De aandeelhouders gingen tegen het arrest van het gerechtshof in cassatie, maar het cassatieberoep slaagde niet.

Les voor de praktijk:
Ik maakte eens een analyse van de rechtspraak over de opzegging van kredietovereenkomsten door banken. Daaruit bleek dat banken zelden in het stof bijten als het gaat om opzegging van de kredietovereenkomst. Een noemenswaardige uitzondering vormt het faillissement van het Bouwbedrijf Midreth. In die zaak oordeelde het Gerechtshof Arnhem dat Rabobank haar bancaire zorgplicht had geschonden, misbruik had gemaakt van haar economische machtspositie en van de noodtoestand waarin Midreth op dat moment verkeerde. Rabobank werd toen wél aansprakelijk gehouden voor de schade van de aandeelhouders van Midreth. In die zaak werd de hobbel van afgeleide schade met succes genomen (ECLI:NL:GHARL:2018:2893), maar daar had Rabobank het dan ook wel bijzonder bont gemaakt.
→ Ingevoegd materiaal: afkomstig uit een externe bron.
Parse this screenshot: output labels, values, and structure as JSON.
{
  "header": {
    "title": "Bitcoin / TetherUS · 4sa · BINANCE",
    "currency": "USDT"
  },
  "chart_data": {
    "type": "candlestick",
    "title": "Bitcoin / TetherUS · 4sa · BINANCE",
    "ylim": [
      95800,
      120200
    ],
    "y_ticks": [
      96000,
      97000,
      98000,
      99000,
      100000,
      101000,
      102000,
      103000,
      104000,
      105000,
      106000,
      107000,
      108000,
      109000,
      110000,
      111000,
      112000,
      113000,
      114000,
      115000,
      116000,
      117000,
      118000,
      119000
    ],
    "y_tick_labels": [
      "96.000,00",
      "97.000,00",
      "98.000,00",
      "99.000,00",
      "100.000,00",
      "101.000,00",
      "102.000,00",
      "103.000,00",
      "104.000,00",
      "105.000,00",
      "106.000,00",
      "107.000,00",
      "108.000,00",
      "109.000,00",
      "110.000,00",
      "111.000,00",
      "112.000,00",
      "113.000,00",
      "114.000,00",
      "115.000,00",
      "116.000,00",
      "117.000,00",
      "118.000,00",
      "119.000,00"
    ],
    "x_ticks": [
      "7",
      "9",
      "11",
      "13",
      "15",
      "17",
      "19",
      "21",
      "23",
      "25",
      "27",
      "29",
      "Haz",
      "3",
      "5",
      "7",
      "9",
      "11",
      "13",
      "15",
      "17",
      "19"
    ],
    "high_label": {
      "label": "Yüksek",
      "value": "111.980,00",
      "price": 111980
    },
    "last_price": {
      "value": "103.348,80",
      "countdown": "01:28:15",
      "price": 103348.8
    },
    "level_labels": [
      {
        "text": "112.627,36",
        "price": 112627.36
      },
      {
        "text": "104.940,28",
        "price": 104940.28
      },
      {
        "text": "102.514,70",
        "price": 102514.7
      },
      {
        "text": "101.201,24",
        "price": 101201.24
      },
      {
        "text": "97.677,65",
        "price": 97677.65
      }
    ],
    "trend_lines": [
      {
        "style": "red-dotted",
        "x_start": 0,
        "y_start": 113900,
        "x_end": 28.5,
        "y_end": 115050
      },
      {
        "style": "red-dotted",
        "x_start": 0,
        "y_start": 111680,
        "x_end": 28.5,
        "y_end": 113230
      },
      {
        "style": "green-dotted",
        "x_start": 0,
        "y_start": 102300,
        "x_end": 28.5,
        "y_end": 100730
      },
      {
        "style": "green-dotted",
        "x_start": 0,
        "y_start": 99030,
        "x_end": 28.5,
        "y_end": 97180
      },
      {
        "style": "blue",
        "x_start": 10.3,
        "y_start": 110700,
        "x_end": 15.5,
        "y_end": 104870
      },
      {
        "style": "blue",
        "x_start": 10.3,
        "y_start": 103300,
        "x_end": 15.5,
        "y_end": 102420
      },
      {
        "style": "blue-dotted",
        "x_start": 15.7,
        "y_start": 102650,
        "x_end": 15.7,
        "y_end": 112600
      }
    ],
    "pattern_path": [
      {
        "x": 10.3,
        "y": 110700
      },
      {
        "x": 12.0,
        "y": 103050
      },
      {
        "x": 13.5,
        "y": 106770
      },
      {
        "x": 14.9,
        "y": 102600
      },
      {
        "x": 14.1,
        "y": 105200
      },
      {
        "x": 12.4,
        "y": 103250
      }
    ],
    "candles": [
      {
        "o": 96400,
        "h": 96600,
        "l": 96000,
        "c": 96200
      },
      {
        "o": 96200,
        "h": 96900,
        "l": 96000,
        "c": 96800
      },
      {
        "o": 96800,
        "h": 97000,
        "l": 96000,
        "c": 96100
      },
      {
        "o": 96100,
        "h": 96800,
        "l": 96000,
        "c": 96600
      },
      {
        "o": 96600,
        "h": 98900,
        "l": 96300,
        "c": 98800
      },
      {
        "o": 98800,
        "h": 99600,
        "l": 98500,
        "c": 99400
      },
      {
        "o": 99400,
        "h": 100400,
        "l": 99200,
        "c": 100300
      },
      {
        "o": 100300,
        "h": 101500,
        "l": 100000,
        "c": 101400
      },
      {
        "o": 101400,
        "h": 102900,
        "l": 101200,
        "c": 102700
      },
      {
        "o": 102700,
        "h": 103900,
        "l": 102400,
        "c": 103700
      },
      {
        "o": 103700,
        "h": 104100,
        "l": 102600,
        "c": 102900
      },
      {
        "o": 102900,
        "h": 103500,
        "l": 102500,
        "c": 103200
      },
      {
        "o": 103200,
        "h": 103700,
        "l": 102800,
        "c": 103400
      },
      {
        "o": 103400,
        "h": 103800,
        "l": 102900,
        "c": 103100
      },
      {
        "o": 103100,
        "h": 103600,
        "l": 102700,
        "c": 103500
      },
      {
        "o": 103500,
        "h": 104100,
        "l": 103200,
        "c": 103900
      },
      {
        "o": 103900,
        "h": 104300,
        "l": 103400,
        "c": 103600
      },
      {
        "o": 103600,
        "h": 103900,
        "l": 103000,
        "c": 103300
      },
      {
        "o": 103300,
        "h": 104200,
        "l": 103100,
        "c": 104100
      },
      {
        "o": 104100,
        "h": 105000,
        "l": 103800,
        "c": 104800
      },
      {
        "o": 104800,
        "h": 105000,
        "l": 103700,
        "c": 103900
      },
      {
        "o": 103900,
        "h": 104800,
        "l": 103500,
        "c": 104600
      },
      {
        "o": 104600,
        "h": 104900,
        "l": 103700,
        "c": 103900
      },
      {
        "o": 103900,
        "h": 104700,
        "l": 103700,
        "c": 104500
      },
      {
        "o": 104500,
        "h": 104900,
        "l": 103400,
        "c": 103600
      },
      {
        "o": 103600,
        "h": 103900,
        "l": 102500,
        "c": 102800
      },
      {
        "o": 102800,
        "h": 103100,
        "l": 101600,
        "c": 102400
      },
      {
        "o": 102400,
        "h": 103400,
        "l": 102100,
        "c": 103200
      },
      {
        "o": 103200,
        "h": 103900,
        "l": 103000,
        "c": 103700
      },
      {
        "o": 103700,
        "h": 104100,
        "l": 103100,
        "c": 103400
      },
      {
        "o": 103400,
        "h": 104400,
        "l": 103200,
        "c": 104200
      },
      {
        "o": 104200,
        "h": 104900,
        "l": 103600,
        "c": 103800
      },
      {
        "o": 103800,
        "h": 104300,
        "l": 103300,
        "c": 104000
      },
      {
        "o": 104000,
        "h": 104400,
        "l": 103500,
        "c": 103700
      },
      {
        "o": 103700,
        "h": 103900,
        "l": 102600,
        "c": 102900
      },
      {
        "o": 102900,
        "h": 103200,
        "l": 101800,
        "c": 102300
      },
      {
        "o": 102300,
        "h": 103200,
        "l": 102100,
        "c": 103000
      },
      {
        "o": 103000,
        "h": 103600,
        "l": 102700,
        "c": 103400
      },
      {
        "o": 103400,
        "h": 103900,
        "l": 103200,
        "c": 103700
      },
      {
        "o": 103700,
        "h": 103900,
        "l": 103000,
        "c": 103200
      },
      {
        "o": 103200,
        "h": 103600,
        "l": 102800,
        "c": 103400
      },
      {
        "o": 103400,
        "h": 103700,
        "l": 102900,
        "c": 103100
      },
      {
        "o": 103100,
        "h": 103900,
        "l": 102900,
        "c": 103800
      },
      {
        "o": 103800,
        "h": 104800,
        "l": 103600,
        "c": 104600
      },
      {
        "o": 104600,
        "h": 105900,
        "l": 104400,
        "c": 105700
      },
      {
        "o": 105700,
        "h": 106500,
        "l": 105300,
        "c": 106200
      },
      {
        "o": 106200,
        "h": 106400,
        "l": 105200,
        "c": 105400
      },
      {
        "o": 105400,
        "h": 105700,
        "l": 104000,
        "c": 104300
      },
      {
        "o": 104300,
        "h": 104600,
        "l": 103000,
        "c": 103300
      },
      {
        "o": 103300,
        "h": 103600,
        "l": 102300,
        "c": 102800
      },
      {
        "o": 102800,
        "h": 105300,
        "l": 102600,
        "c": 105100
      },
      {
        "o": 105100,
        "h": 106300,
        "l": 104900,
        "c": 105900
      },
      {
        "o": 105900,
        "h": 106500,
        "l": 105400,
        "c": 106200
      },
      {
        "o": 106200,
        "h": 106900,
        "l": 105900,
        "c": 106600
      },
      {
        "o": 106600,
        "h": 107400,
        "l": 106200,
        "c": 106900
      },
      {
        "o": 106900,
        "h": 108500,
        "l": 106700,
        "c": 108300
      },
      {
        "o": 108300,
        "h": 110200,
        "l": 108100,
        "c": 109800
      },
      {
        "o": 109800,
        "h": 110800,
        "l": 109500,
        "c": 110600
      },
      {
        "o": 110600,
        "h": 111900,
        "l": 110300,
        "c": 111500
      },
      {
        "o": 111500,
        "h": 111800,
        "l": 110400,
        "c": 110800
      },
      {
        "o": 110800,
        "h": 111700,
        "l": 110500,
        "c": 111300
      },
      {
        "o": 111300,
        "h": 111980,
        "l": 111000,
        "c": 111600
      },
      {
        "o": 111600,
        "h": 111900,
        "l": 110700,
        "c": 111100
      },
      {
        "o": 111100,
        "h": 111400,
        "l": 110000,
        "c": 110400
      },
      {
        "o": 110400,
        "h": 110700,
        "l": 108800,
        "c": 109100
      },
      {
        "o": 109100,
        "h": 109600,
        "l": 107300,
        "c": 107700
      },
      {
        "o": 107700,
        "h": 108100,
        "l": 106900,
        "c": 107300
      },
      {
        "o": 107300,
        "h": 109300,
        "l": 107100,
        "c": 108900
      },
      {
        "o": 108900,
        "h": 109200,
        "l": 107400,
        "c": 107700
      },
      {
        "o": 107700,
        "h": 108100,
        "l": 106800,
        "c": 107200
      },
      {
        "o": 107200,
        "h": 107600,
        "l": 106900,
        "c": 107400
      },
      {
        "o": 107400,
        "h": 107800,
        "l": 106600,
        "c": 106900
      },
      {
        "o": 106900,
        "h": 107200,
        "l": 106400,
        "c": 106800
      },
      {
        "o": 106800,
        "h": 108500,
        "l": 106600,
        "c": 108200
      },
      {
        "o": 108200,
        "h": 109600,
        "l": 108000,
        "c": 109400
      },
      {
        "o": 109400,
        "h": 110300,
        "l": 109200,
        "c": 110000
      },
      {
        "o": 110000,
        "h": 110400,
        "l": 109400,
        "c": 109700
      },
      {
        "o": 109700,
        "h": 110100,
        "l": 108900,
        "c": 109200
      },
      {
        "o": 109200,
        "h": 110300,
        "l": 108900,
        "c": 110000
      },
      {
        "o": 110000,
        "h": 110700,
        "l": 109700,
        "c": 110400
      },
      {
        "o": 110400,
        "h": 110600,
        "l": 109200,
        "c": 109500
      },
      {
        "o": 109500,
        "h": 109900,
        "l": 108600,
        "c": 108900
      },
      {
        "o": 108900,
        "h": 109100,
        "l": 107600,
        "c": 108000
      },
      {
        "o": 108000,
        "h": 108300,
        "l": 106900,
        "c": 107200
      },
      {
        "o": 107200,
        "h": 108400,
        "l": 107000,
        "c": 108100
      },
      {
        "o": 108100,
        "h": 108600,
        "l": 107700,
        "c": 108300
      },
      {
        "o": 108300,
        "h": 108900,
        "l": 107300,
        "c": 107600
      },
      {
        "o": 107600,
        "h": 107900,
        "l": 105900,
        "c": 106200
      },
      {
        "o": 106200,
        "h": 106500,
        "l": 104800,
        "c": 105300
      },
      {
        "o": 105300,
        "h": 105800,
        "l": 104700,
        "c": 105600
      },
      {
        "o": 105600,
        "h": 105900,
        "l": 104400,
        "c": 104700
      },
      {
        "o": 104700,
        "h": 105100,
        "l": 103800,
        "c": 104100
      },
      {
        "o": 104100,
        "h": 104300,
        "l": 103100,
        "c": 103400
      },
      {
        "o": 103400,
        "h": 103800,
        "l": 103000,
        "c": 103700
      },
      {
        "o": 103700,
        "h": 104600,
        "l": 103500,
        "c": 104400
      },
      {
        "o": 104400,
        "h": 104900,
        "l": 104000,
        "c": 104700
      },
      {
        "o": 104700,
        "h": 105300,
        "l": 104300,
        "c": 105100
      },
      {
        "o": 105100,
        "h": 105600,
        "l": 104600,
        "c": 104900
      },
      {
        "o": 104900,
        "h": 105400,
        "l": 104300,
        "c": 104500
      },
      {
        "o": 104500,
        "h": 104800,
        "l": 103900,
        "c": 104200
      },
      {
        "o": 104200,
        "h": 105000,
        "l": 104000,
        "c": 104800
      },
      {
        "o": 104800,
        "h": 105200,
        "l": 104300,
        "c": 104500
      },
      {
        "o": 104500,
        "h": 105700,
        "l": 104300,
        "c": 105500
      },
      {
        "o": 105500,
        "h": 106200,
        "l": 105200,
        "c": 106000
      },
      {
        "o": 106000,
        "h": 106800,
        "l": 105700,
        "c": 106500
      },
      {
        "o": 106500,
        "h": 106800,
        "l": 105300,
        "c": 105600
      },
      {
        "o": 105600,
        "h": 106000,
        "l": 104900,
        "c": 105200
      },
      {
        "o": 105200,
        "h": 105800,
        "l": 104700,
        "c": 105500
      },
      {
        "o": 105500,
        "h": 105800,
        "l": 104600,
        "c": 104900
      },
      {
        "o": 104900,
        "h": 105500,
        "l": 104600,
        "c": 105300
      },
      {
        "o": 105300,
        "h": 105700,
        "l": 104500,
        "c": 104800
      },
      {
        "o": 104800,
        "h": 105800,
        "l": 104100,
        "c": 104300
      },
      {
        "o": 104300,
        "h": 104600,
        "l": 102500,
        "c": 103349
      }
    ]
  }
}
Mocht je ooit te maken hebben met een bank die het krediet dreigt op te zeggen, en er kunnen vraagtekens worden geplaatst bij de handelswijze van de bank, dan is het devies: documenteer alle communicatie zorgvuldig. Maak gespreksverslagen, stuur schriftelijke bevestigingen van afspraken, en schakel tijdig een insolventierechtspecialist in.